Setiap yang mengaku muslim pasti merasa bertauhid. Tapi coba tanya kepada mereka apa arti tauhid yang sesungguhnya? Pasti kita dapati jawaban yang berbeda-beda. Belum lagi kalau melihat kepada perbuatan mereka yang bertentangan dengan tauhid, baik ucapan atau perbuatan. Menandakan ternyata banyak dari orang yang mengaku muslim sebenarnya tidak memahami tauhid dengan benar!
Urgensi tauhid
Tauhid adalah tujuan diciptakannya manusia. Ia juga sebab diutusnya para rasul dan diturunkannya kitab-kitab. Karena tauhid Allah perintahkan shalat, puasa zakat dan ibadah lainnya. Dan demi tauhid juga Allah syariatkan jihad, dan manusia pun dibagi menjadi dua golongan karena tauhid. Bahagia dan celaka. Golongan kanan dan golongan kiri. Penghuni surga dan penghuni neraka. Bahkan shalat ditegakkan untuk mengingat Allah, menyembelih diberikan hanya untuk Dia, hidup dan mati semata-mata dipersembahkan hanya kepada-Nya.

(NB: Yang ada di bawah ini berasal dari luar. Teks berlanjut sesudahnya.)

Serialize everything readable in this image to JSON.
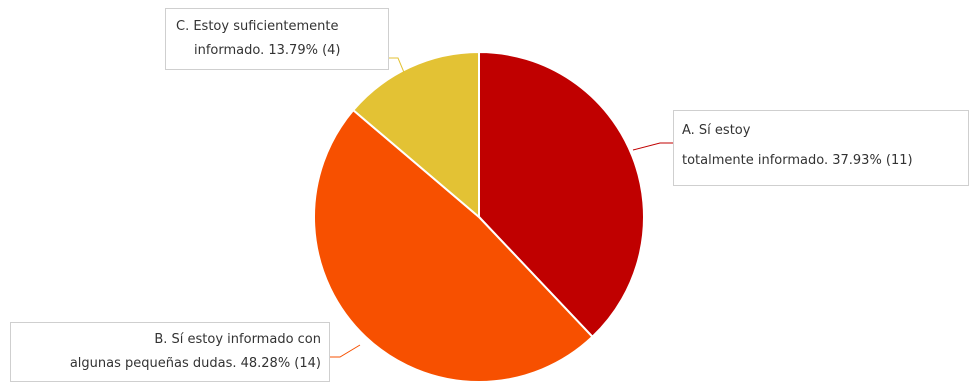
{
  "chart_data": {
    "type": "pie",
    "slices": [
      {
        "key": "A",
        "line1": "A. Sí estoy",
        "line2": "totalmente informado.  37.93% (11)",
        "value": 37.93,
        "count": 11,
        "color": "#c00000"
      },
      {
        "key": "B",
        "line1": "B. Sí estoy informado con",
        "line2": "algunas pequeñas dudas.  48.28% (14)",
        "value": 48.28,
        "count": 14,
        "color": "#f75000"
      },
      {
        "key": "C",
        "line1": "C. Estoy suficientemente",
        "line2": "informado.  13.79% (4)",
        "value": 13.79,
        "count": 4,
        "color": "#e3c234"
      }
    ],
    "start": "12 o'clock",
    "direction": "clockwise"
  }
}
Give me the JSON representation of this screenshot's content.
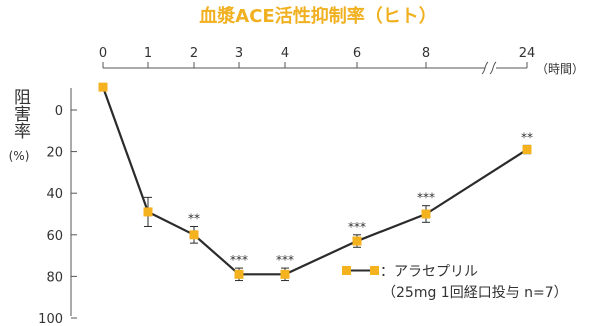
{
  "chart_data": {
    "type": "line",
    "title": "血漿ACE活性抑制率（ヒト）",
    "xlabel": "（時間）",
    "ylabel": "阻害率",
    "ylabel_unit": "(%)",
    "x_ticks": [
      "0",
      "1",
      "2",
      "3",
      "4",
      "6",
      "8",
      "24"
    ],
    "y_ticks": [
      "0",
      "20",
      "40",
      "60",
      "80",
      "100"
    ],
    "ylim": [
      0,
      100
    ],
    "y_inverted": true,
    "x_axis_break": true,
    "series": [
      {
        "name": "：アラセプリル",
        "note": "（25mg 1回経口投与 n=7）",
        "x": [
          "0",
          "1",
          "2",
          "3",
          "4",
          "6",
          "8",
          "24"
        ],
        "values": [
          -11,
          49,
          60,
          79,
          79,
          63,
          50,
          19
        ],
        "errors": [
          0,
          7,
          4,
          3,
          3,
          3,
          4,
          2
        ],
        "significance": [
          "",
          "",
          "**",
          "***",
          "***",
          "***",
          "***",
          "**"
        ]
      }
    ],
    "colors": {
      "title": "#f0b020",
      "marker": "#f5b21f",
      "line": "#2b2b2b",
      "axis": "#555555",
      "text": "#333333"
    }
  }
}
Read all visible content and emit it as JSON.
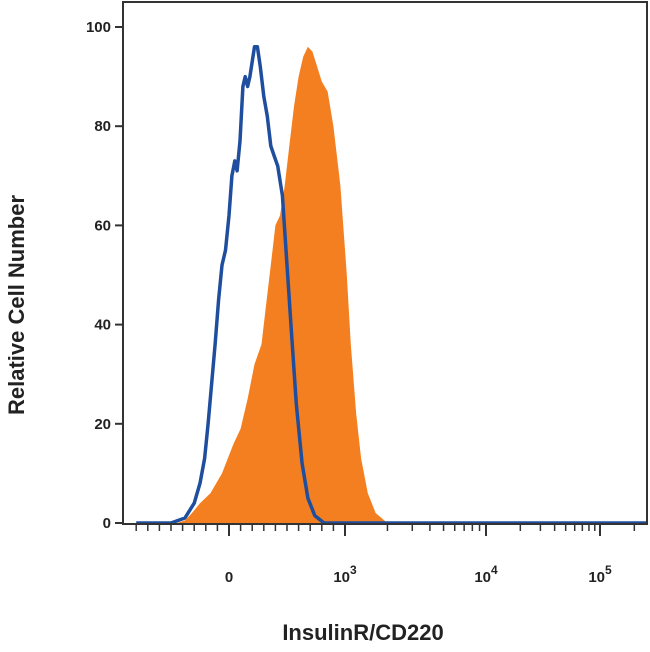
{
  "chart_data": {
    "type": "area",
    "title": "",
    "xlabel": "InsulinR/CD220",
    "ylabel": "Relative Cell Number",
    "x_scale": "biexponential",
    "ylim": [
      0,
      100
    ],
    "y_ticks": [
      0,
      20,
      40,
      60,
      80,
      100
    ],
    "x_ticks": [
      {
        "value": 0,
        "base": "0",
        "exp": ""
      },
      {
        "value": 1000,
        "base": "10",
        "exp": "3"
      },
      {
        "value": 10000,
        "base": "10",
        "exp": "4"
      },
      {
        "value": 100000,
        "base": "10",
        "exp": "5"
      }
    ],
    "grid": false,
    "legend": "none",
    "series": [
      {
        "style": "outline",
        "color": "#1f4e9e",
        "points": [
          [
            -800,
            0
          ],
          [
            -500,
            0
          ],
          [
            -380,
            1
          ],
          [
            -300,
            4
          ],
          [
            -250,
            8
          ],
          [
            -210,
            13
          ],
          [
            -180,
            20
          ],
          [
            -150,
            28
          ],
          [
            -120,
            36
          ],
          [
            -90,
            45
          ],
          [
            -60,
            52
          ],
          [
            -30,
            55
          ],
          [
            0,
            62
          ],
          [
            25,
            70
          ],
          [
            50,
            73
          ],
          [
            70,
            71
          ],
          [
            95,
            77
          ],
          [
            120,
            88
          ],
          [
            140,
            90
          ],
          [
            160,
            88
          ],
          [
            180,
            90
          ],
          [
            200,
            93
          ],
          [
            220,
            96
          ],
          [
            245,
            96
          ],
          [
            270,
            92
          ],
          [
            300,
            86
          ],
          [
            330,
            82
          ],
          [
            360,
            76
          ],
          [
            390,
            74
          ],
          [
            420,
            72
          ],
          [
            460,
            66
          ],
          [
            500,
            52
          ],
          [
            540,
            38
          ],
          [
            580,
            24
          ],
          [
            630,
            12
          ],
          [
            680,
            5
          ],
          [
            740,
            1.5
          ],
          [
            820,
            0
          ],
          [
            2000,
            0
          ],
          [
            300000,
            0
          ]
        ]
      },
      {
        "style": "filled",
        "color": "#f37f20",
        "points": [
          [
            -450,
            0
          ],
          [
            -380,
            0.5
          ],
          [
            -320,
            2
          ],
          [
            -250,
            4
          ],
          [
            -160,
            6
          ],
          [
            -60,
            10
          ],
          [
            40,
            16
          ],
          [
            100,
            19
          ],
          [
            160,
            25
          ],
          [
            220,
            32
          ],
          [
            280,
            36
          ],
          [
            320,
            44
          ],
          [
            360,
            52
          ],
          [
            400,
            60
          ],
          [
            440,
            62
          ],
          [
            480,
            68
          ],
          [
            520,
            76
          ],
          [
            560,
            84
          ],
          [
            600,
            90
          ],
          [
            640,
            94
          ],
          [
            680,
            96
          ],
          [
            720,
            95
          ],
          [
            760,
            92
          ],
          [
            800,
            89
          ],
          [
            850,
            87
          ],
          [
            900,
            80
          ],
          [
            960,
            68
          ],
          [
            1030,
            50
          ],
          [
            1100,
            36
          ],
          [
            1200,
            22
          ],
          [
            1300,
            13
          ],
          [
            1450,
            6
          ],
          [
            1650,
            2
          ],
          [
            2000,
            0
          ]
        ]
      }
    ]
  }
}
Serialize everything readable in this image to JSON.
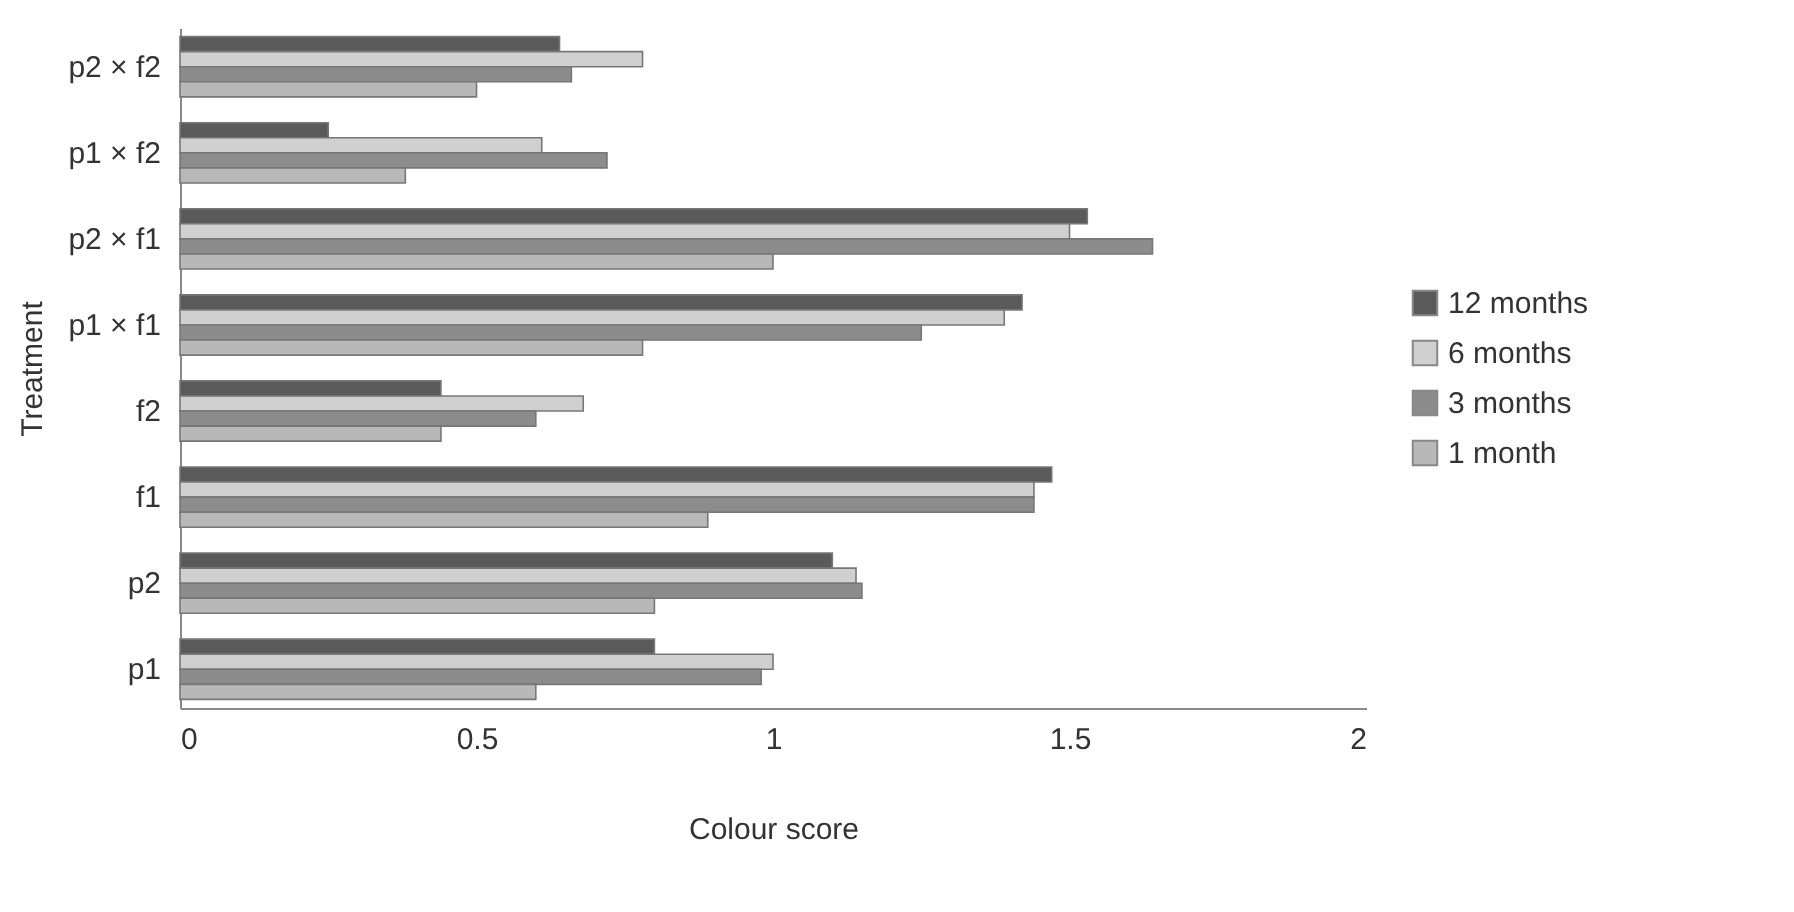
{
  "chart_data": {
    "type": "bar",
    "orientation": "horizontal",
    "xlabel": "Colour score",
    "ylabel": "Treatment",
    "categories": [
      "p2 × f2",
      "p1 × f2",
      "p2 × f1",
      "p1 × f1",
      "f2",
      "f1",
      "p2",
      "p1"
    ],
    "series": [
      {
        "name": "12 months",
        "color": "#5a5a5a",
        "values": [
          0.64,
          0.25,
          1.53,
          1.42,
          0.44,
          1.47,
          1.1,
          0.8
        ]
      },
      {
        "name": "6 months",
        "color": "#d0d0d0",
        "values": [
          0.78,
          0.61,
          1.5,
          1.39,
          0.68,
          1.44,
          1.14,
          1.0
        ]
      },
      {
        "name": "3 months",
        "color": "#8c8c8c",
        "values": [
          0.66,
          0.72,
          1.64,
          1.25,
          0.6,
          1.44,
          1.15,
          0.98
        ]
      },
      {
        "name": "1 month",
        "color": "#b8b8b8",
        "values": [
          0.5,
          0.38,
          1.0,
          0.78,
          0.44,
          0.89,
          0.8,
          0.6
        ]
      }
    ],
    "xlim": [
      0,
      2
    ],
    "xticks": [
      0,
      0.5,
      1,
      1.5,
      2
    ],
    "grid": false,
    "legend": "right"
  }
}
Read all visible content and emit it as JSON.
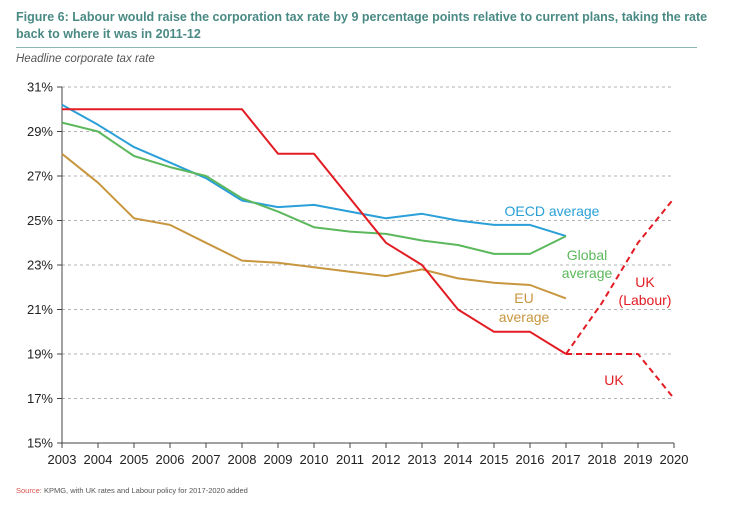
{
  "title": "Figure 6: Labour would raise the corporation tax rate by 9 percentage points relative to current plans, taking the rate back to where it was in 2011-12",
  "subtitle": "Headline corporate tax rate",
  "source": {
    "label": "Source:",
    "text": " KPMG, with UK rates and Labour policy for 2017-2020 added"
  },
  "chart_data": {
    "type": "line",
    "x": [
      2003,
      2004,
      2005,
      2006,
      2007,
      2008,
      2009,
      2010,
      2011,
      2012,
      2013,
      2014,
      2015,
      2016,
      2017,
      2018,
      2019,
      2020
    ],
    "xlim": [
      2003,
      2020
    ],
    "ylim": [
      15,
      31
    ],
    "yticks": [
      15,
      17,
      19,
      21,
      23,
      25,
      27,
      29,
      31
    ],
    "ytick_labels": [
      "15%",
      "17%",
      "19%",
      "21%",
      "23%",
      "25%",
      "27%",
      "29%",
      "31%"
    ],
    "grid": "horizontal dashed",
    "series": [
      {
        "name": "OECD average",
        "label_lines": [
          "OECD average"
        ],
        "color": "#2a9fd8",
        "style": "solid",
        "step": false,
        "points": [
          [
            2003,
            30.2
          ],
          [
            2004,
            29.3
          ],
          [
            2005,
            28.3
          ],
          [
            2006,
            27.6
          ],
          [
            2007,
            26.9
          ],
          [
            2008,
            25.9
          ],
          [
            2009,
            25.6
          ],
          [
            2010,
            25.7
          ],
          [
            2011,
            25.4
          ],
          [
            2012,
            25.1
          ],
          [
            2013,
            25.3
          ],
          [
            2014,
            25.0
          ],
          [
            2015,
            24.8
          ],
          [
            2016,
            24.8
          ],
          [
            2017,
            24.3
          ]
        ]
      },
      {
        "name": "Global average",
        "label_lines": [
          "Global",
          "average"
        ],
        "color": "#5cb85c",
        "style": "solid",
        "step": false,
        "points": [
          [
            2003,
            29.4
          ],
          [
            2004,
            29.0
          ],
          [
            2005,
            27.9
          ],
          [
            2006,
            27.4
          ],
          [
            2007,
            27.0
          ],
          [
            2008,
            26.0
          ],
          [
            2009,
            25.4
          ],
          [
            2010,
            24.7
          ],
          [
            2011,
            24.5
          ],
          [
            2012,
            24.4
          ],
          [
            2013,
            24.1
          ],
          [
            2014,
            23.9
          ],
          [
            2015,
            23.5
          ],
          [
            2016,
            23.5
          ],
          [
            2017,
            24.3
          ]
        ]
      },
      {
        "name": "EU average",
        "label_lines": [
          "EU",
          "average"
        ],
        "color": "#c8963e",
        "style": "solid",
        "step": false,
        "points": [
          [
            2003,
            28.0
          ],
          [
            2004,
            26.7
          ],
          [
            2005,
            25.1
          ],
          [
            2006,
            24.8
          ],
          [
            2007,
            24.0
          ],
          [
            2008,
            23.2
          ],
          [
            2009,
            23.1
          ],
          [
            2010,
            22.9
          ],
          [
            2011,
            22.7
          ],
          [
            2012,
            22.5
          ],
          [
            2013,
            22.8
          ],
          [
            2014,
            22.4
          ],
          [
            2015,
            22.2
          ],
          [
            2016,
            22.1
          ],
          [
            2017,
            21.5
          ]
        ]
      },
      {
        "name": "UK",
        "label_lines": [
          "UK"
        ],
        "color": "#e31b23",
        "style": "solid",
        "step": false,
        "points": [
          [
            2003,
            30
          ],
          [
            2008,
            30
          ],
          [
            2009,
            28
          ],
          [
            2010,
            28
          ],
          [
            2012,
            24
          ],
          [
            2013,
            23
          ],
          [
            2014,
            21
          ],
          [
            2015,
            20
          ],
          [
            2016,
            20
          ],
          [
            2017,
            19
          ]
        ]
      },
      {
        "name": "UK",
        "label_lines": [
          "UK"
        ],
        "color": "#e31b23",
        "style": "dashed",
        "step": false,
        "points": [
          [
            2017,
            19
          ],
          [
            2019,
            19
          ],
          [
            2020,
            17
          ]
        ]
      },
      {
        "name": "UK (Labour)",
        "label_lines": [
          "UK",
          "(Labour)"
        ],
        "color": "#e31b23",
        "style": "dashed",
        "step": false,
        "points": [
          [
            2017,
            19
          ],
          [
            2018,
            21.3
          ],
          [
            2019,
            24
          ],
          [
            2020,
            26
          ]
        ]
      }
    ]
  }
}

قل إن صلاتي ونسكي ومحياي ومماتي لله رب العالمين لا شريك له وبذلك أمرت وأنا أول المسلمين
“Katakanlah: Sesungguhnya shalatku, sembelihanku, hidup dan matiku (hanya) untuk Allah Rab semesta alam. Tidak ada sekutu bagi-Nya, dan kepada hal inilah aku diperintahkan. Dan aku termasuk yang pertama berserah diri.” (Qs. Al An’am: 162)
Begitu pentingnya tauhid bagi seorang hamba sampai Allah siap mengampuni semua dosa bagi hamba pilihan-Nya apabila dia tidak pernah menyekutukan-Nya. Dan begitu bahayanya kesyirikan sampai Allah pun berikrar bahwa Dia tidak mengampuni siapa saja yang diwafatkan namun masih memikul dosa kesyirikan. Allah Ta’aala berfirman;
إن الله لا يغفر أن يشرك به ويغفر ما دون ذلك لمن يشاء
“Sesungguhnya Allah tidak mengampuni dosa kesyirikan dan mengampuni dosa selain kesyirikan bagi siapa yang Allah kehendaki.” (Qs. An-Nisaa; 48)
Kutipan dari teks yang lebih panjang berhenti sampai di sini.